How do you know if your web site is performing?

If it makes more money than it costs, maybe that’s good enough. Even without doing any measurements of traffic, click-through rates, or your Search Engine Optimization ranking, you can tell that much. But what if you need to know more?

The answer, of course, is you use a tool to measure your traffic. Google Analytics is Google’s free tool for measuring web traffic, and it just keeps getting better and better; so much so that there’s plenty of questioning of why you would use a paid service to measure web site traffic and performance.

Google seems ready to give us an answer to that question. The monster from Palo Alto is preparing to give people a way to have Google Analytics not count them when they visit web sites that use Google Analytics.

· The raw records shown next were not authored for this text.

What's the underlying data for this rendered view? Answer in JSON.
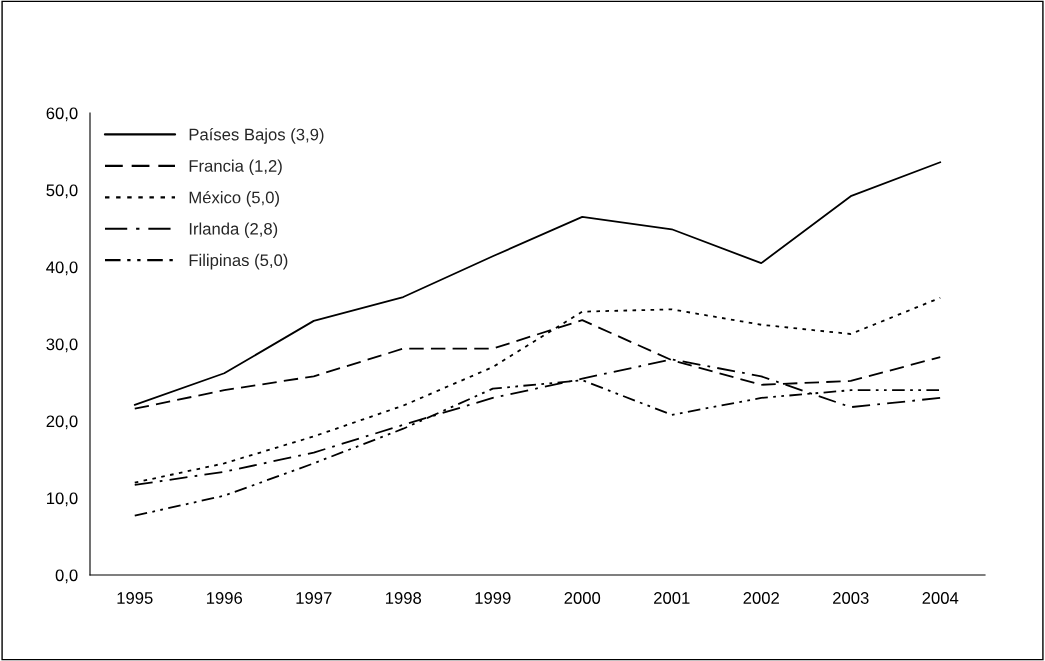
{
  "chart_data": {
    "type": "line",
    "categories": [
      "1995",
      "1996",
      "1997",
      "1998",
      "1999",
      "2000",
      "2001",
      "2002",
      "2003",
      "2004"
    ],
    "series": [
      {
        "name": "Países Bajos (3,9)",
        "color": "#000000",
        "line_style": "solid",
        "values": [
          22.1,
          26.2,
          33.0,
          36.1,
          41.4,
          46.5,
          44.9,
          40.5,
          49.2,
          53.6
        ]
      },
      {
        "name": "Francia (1,2)",
        "color": "#000000",
        "line_style": "dashed",
        "values": [
          21.6,
          24.0,
          25.8,
          29.4,
          29.4,
          33.1,
          27.9,
          24.7,
          25.2,
          28.3
        ]
      },
      {
        "name": "México (5,0)",
        "color": "#000000",
        "line_style": "dotted",
        "values": [
          12.0,
          14.5,
          18.0,
          22.0,
          27.0,
          34.2,
          34.5,
          32.5,
          31.3,
          36.0
        ]
      },
      {
        "name": "Irlanda (2,8)",
        "color": "#000000",
        "line_style": "dashdot",
        "values": [
          11.7,
          13.4,
          15.9,
          19.5,
          23.0,
          25.5,
          28.0,
          25.8,
          21.8,
          23.0
        ]
      },
      {
        "name": "Filipinas (5,0)",
        "color": "#000000",
        "line_style": "dashdotdot",
        "values": [
          7.7,
          10.3,
          14.5,
          19.0,
          24.2,
          25.3,
          20.8,
          23.0,
          24.0,
          24.0
        ]
      }
    ],
    "ylim": [
      0,
      60
    ],
    "yticks": [
      {
        "value": 0,
        "label": "0,0"
      },
      {
        "value": 10,
        "label": "10,0"
      },
      {
        "value": 20,
        "label": "20,0"
      },
      {
        "value": 30,
        "label": "30,0"
      },
      {
        "value": 40,
        "label": "40,0"
      },
      {
        "value": 50,
        "label": "50,0"
      },
      {
        "value": 60,
        "label": "60,0"
      }
    ],
    "legend": "top left",
    "grid": false,
    "marker": "none"
  }
}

This is an incredibly bad idea.

With all respect to the privacy concerns that drive this thought, that issue can be addressed simply; simply remove IP tracking and Session ID information from Google Analytics. That information is really only useful to the people who are seeking to gather user-level data.

Having people who come to your web site be invisible renders your measurements . . . let’s face it . . . worthless. Even if Google was able to qualify types of people who visited classes of websites and somehow do a broad statistical differentiation based on that and provided website owners using Google Analytics with those details, the very idea of counting traffic and following users as they move from page to page on your site would stop being even a semi-accurate measurement of anything.

Except as a defensive maneuver against the privacy hounds and government agencies constantly sniffing at Google’s heels, I can’t think of a rationale for breaking Google Analytics this way. Even more to the point, since the steps I outlined above would address those issues, this seems like Google telling those of us who use Google Analytics that they have no respect for us or our data.

I’m still using Google Analytics and many other tools from Google. For now. But it’s actions like this and the complete botching of the Nexus One initiative that make me question why, just a little more every day.